Retinal Tear and Detachment Surgery


Some treatments for tears and detachments can be done in your doctor's office.  Depending on the type of damage, your doctor may use one or more procedures.  Afterward, be sure to follow all your doctor's instructions for recovery.


Laser Therapy

Laser therapy is a common treatment for retinal tears.  First, the eye may be numbed.  A laser beam is then directed into the eye.  Heat from the laser creates a series of small scars.  These seal the area around the tear.



Cryotherapy is another method for treating tears.  The eye is first numbed.  A freezing probe is then placed on the outside of the eye next to the tear.  This bonds the tissue together.


After Laser or Cryotherapy Treatment

After treatment, your eye may be red or irritated.  But you can often resume most activities within a short time.  In some cases, you will be asked to avoid strenuous exercise for a week or more.  While you're healing, take any prescribed medication, and avoid rubbing your eye.  Be sure to keep follow-up appointments with your doctor.


Pneumatic Retinopexy

After a tear is repaired with laser or cryotherapy, a detached retina may be repaired by filling the eye with a gas bubble.  As the gas expands, it pushes the retina back into place.  This treatment can be used only for certain kinds of detachments.

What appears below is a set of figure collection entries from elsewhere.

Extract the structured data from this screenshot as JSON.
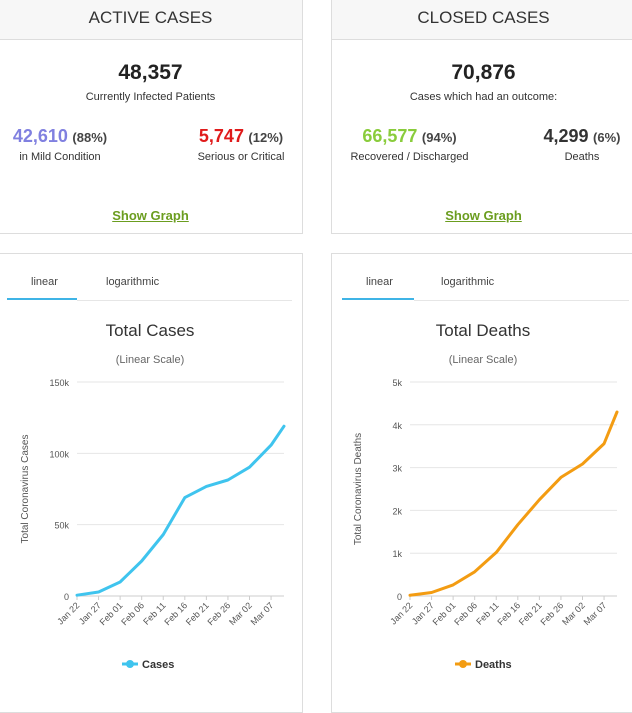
{
  "active": {
    "header": "ACTIVE CASES",
    "total": "48,357",
    "subtitle": "Currently Infected Patients",
    "mild": {
      "value": "42,610",
      "pct": "(88%)",
      "label": "in Mild Condition",
      "color": "#8080e0"
    },
    "serious": {
      "value": "5,747",
      "pct": "(12%)",
      "label": "Serious or Critical",
      "color": "#e01b1b"
    },
    "link": "Show Graph"
  },
  "closed": {
    "header": "CLOSED CASES",
    "total": "70,876",
    "subtitle": "Cases which had an outcome:",
    "recovered": {
      "value": "66,577",
      "pct": "(94%)",
      "label": "Recovered / Discharged",
      "color": "#8acc3c"
    },
    "deaths": {
      "value": "4,299",
      "pct": "(6%)",
      "label": "Deaths",
      "color": "#444444"
    },
    "link": "Show Graph"
  },
  "tabs": {
    "linear": "linear",
    "log": "logarithmic"
  },
  "chart_data": [
    {
      "type": "line",
      "title": "Total Cases",
      "subtitle": "(Linear Scale)",
      "ylabel": "Total Coronavirus Cases",
      "xlabel": "",
      "ylim": [
        0,
        150000
      ],
      "yticks": [
        "0",
        "50k",
        "100k",
        "150k"
      ],
      "xticks": [
        "Jan 22",
        "Jan 27",
        "Feb 01",
        "Feb 06",
        "Feb 11",
        "Feb 16",
        "Feb 21",
        "Feb 26",
        "Mar 02",
        "Mar 07"
      ],
      "color": "#3fc4ee",
      "legend": "Cases",
      "series": [
        {
          "name": "Cases",
          "values": [
            580,
            2800,
            9800,
            24500,
            43100,
            69000,
            76800,
            81300,
            90300,
            105800,
            119000
          ]
        }
      ],
      "x_index": [
        0,
        5,
        10,
        15,
        20,
        25,
        30,
        35,
        40,
        45,
        48
      ]
    },
    {
      "type": "line",
      "title": "Total Deaths",
      "subtitle": "(Linear Scale)",
      "ylabel": "Total Coronavirus Deaths",
      "xlabel": "",
      "ylim": [
        0,
        5000
      ],
      "yticks": [
        "0",
        "1k",
        "2k",
        "3k",
        "4k",
        "5k"
      ],
      "xticks": [
        "Jan 22",
        "Jan 27",
        "Feb 01",
        "Feb 06",
        "Feb 11",
        "Feb 16",
        "Feb 21",
        "Feb 26",
        "Mar 02",
        "Mar 07"
      ],
      "color": "#f39c12",
      "legend": "Deaths",
      "series": [
        {
          "name": "Deaths",
          "values": [
            17,
            82,
            259,
            565,
            1018,
            1666,
            2250,
            2770,
            3085,
            3560,
            4300
          ]
        }
      ],
      "x_index": [
        0,
        5,
        10,
        15,
        20,
        25,
        30,
        35,
        40,
        45,
        48
      ]
    }
  ]
}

After Pneumatic Retinopexy

A patch may be placed over your eye.  You will need to keep your head in a stable position for at least several days.  Follow your doctor's instructions for proper head placement.  As you heal, the gas bubble will slowly be absorbed by your body.  Avoid air travel, large changes in elevation, and scuba diving until your doctor says it's safe.


Additional Treatments

For certain types of retinal damage, treatment is done at a hospital or surgery center.  Follow your doctor's instructions to prepare for surgery.


Scleral Buckling

A scleral buckle is a soft band made of silicone.  After a tear is treated with laser or cryotherapy, the band is put around part or all of the eye.  It is tightened to press the eye wall against the retina.  Afterward, the buckle remains in place and is not visible.



A vitrectomy removes most of the vitreous from the eye.  This is done to stop the vitreous from pulling on the retina.  The vitreous is replaced with a clear fluid, gas, or silicone oil.  Over time, fluid or gas is absorbed by your body.  If silicone oil is used, it is usually removed a few months after the procedure.


Preparing for Surgery

To prepare for surgery, follow your doctor's instructions.  Also be sure to:

  • Tell your doctor if you are taking any medications such as aspirin, ibuprofen, or blood thinners.
  • Arrange in advance for an adult family member or friend to give you a ride home.
  • Follow instructions for eating or drinking before surgery.